Masked multi-head attention calculates the attention weights by computing the dot product between the query and the key and stabilizing the term. This process is represented through the following equation.
$$
a[\mathbf{x}_m, \mathbf{x}_n] 
= \text{softmax}_m\left[ \frac{\mathbf{k}_m^{T} \mathbf{q}_n }{\sqrt{d_k}} \right]
$$
Where: 
- $\sqrt{d_k}$ is the embedding dimension (stabilizes term)

However, masked multi-head attention ensures that the current token that it's calculating the attention weight for can only interact with previous tokens. Therefore for any computed attention weights for tokens past the current token, it replaces it with negative infinity. This ensures that when the attention weights are passed through the softmax function, the attention weights return 0 and prevent them from interacting.

## Decoder Layer
Using the masked multi-head self-attention mechanism, we are now able to define a decoder layer in the decoder.

### Masked Multi-Head Self Attention Weights
The input embeddings are used to compute the **masked multi-head self-attention weights**, which are computed through the following formula:
$$
\mathbf{X} \leftarrow \mathbf{X} + \mathrm{MaSa}[\mathbf{X}] \\
$$
Where: 
- $\mathbf{X}$ represents the input of the decoder layer
- $\mathrm{MaSa}[\mathbf{X}]$ represents the masked multi-head self-attention output

### LayerNorm
The computed weights are then normalized through **LayerNorm**, which is represented as:
$$
\mathbf{X} \leftarrow \mathrm{LayerNorm}[\mathbf{X}] \\
$$
Where: 
- $\mathrm{LayerNorm}$ stabilizes the X value by normalizing the mean and variance

### Multi-Head Self-Attention Weights
After stabilizing the weights, the **multi-head self-attention weights** are computed:

$$
\mathbf{X} \leftarrow \mathbf{X} + \mathrm{MhSa}[\mathbf{X}] \\
$$
Where: 
- $\mathbf{X}$ represents the input of the decoder layer
- $\mathrm{MhSa}[\mathbf{X}]$ represents the multi-head self-attention output

<ins>Note</ins>: The input of the mutli-head self attention depends on whether the transformer is an encoder-decoder or a decoder-only transformer. For an encoder-decoder transformer, the computed keys and values of the encoder is used as the input to the multi-head self attention of the decoder (Intuitvely, contextualized input embeddings are given to the decoder).

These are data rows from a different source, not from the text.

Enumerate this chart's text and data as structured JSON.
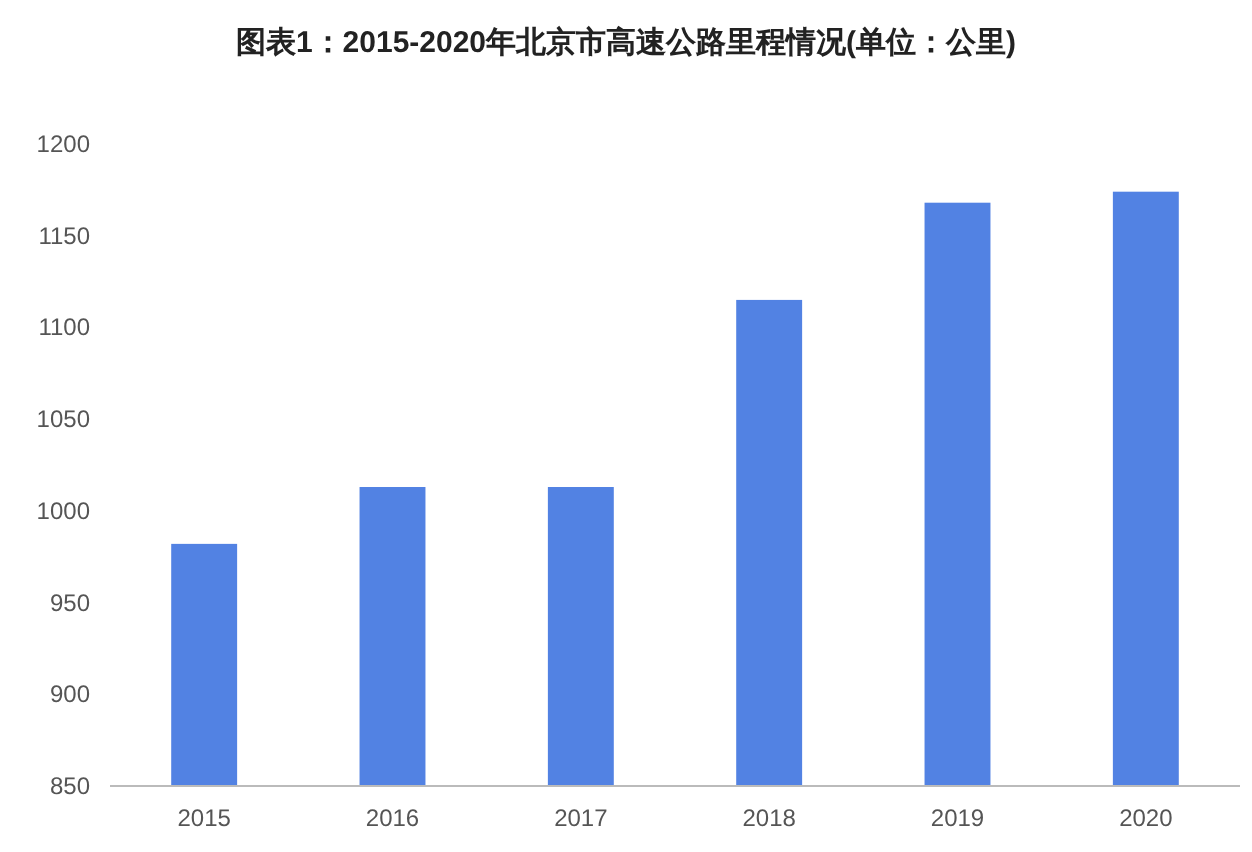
{
  "chart_data": {
    "type": "bar",
    "title": "图表1：2015-2020年北京市高速公路里程情况(单位：公里)",
    "categories": [
      "2015",
      "2016",
      "2017",
      "2018",
      "2019",
      "2020"
    ],
    "values": [
      982,
      1013,
      1013,
      1115,
      1168,
      1174
    ],
    "color": "#5282e3",
    "ylim": [
      850,
      1200
    ],
    "yticks": [
      850,
      900,
      950,
      1000,
      1050,
      1100,
      1150,
      1200
    ],
    "grid": false
  }
}
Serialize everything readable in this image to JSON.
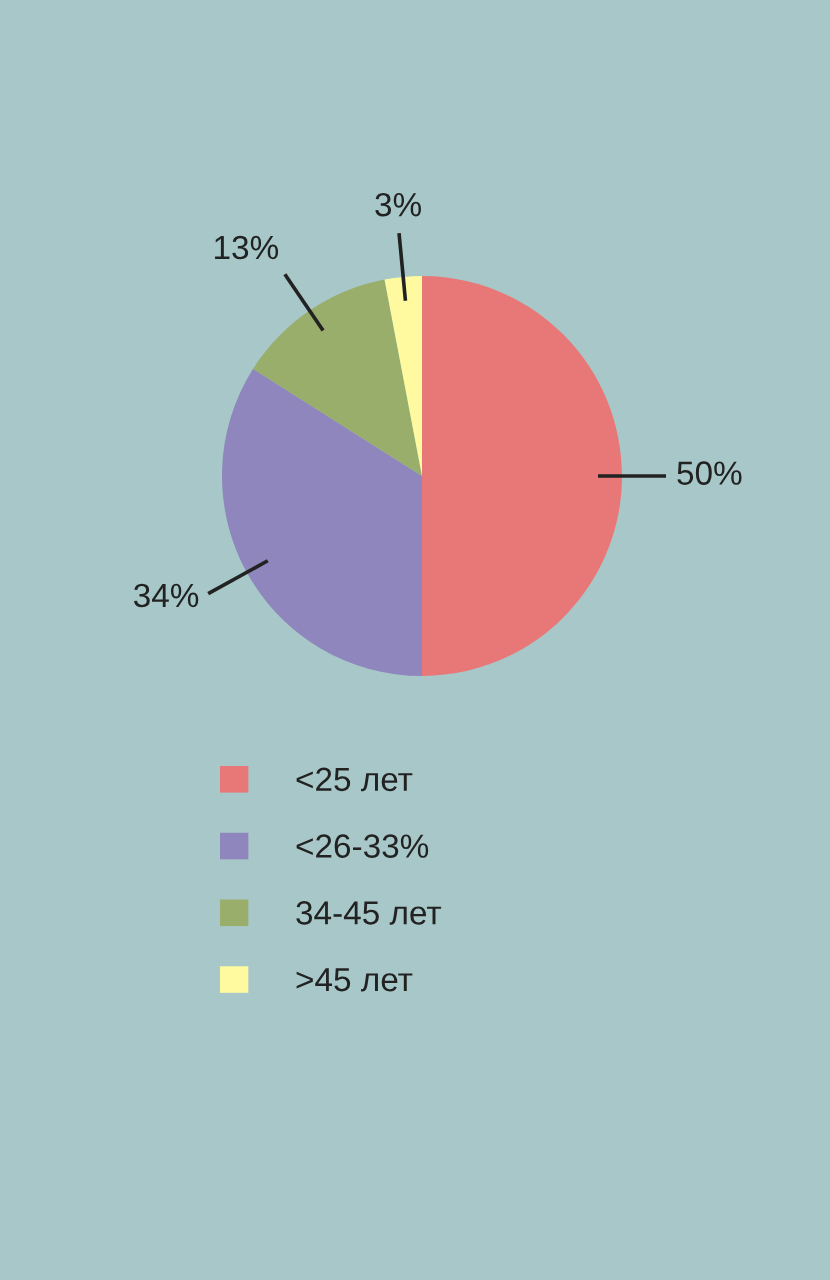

For a decoder-only transformer, the keys and values comes from the decoder itself.

### LayerNorm
After computing the multi-head self attention weights, the weights are normalized again through **LayerNorm**, which is represented as follows: 

$$
\mathbf{X} \leftarrow \mathrm{LayerNorm}[\mathbf{X}] \\
$$

### Feed Forward Network
After stabilizing the multi-head self attention weights, these values are inputted into a **feed forward network**. This is represented as: 
$$
\mathbf{x}_n \leftarrow \mathbf{x}_n + \mathrm{mlp}[\mathbf{x}_n] \\
$$

Where: 
- $\mathbf{x}_n$ represents a row from the vector $\mathbf{X}$
- $\mathrm{mlp}[\mathbf{x}_n]$ is a fully connected neural network that takes $\mathbf{x}_n$ as its input

Essentially, this equation is passing each computed $\mathbf{X}$ value through a fully connected neural network and returning its output. 

### LayerNorm
Finally, the output of the fully connected neural network is passed through a **LayerNorm** to normalize the output value's mean and variance. The equation is represented as:
$$
\mathbf{X} \leftarrow \mathrm{LayerNorm}[\mathbf{X}]
$$

**<ins>Note</ins>**: 
For equations 
$$
\mathbf{X} \leftarrow \mathbf{X} + \mathrm{MhSa}[\mathbf{X}] \\
$$
$$
\mathbf{x}_n \leftarrow \mathbf{x}_n + \mathrm{mlp}[\mathbf{x}_n] \\
$$

Notice how $\mathbf{X}$ is added back to the first equation and $\mathbf{x}_n$ is added back to the second equation. These represent residual networks because they add the original input into the final output of the equation, allowing it to preserve past information.

## Decoder Output
The decoder layer outputs a contextualized matrix of the input embeddings of the decoder, which contains input embeddings, positional encoding, masked self-attention weights, and encoder-decoder attention. The matrix is passed through a linear layer, which returns a score for all the possible continuations of the output sequence. These scores are passed through the softmax function and the token is selected based on the selection algorithm.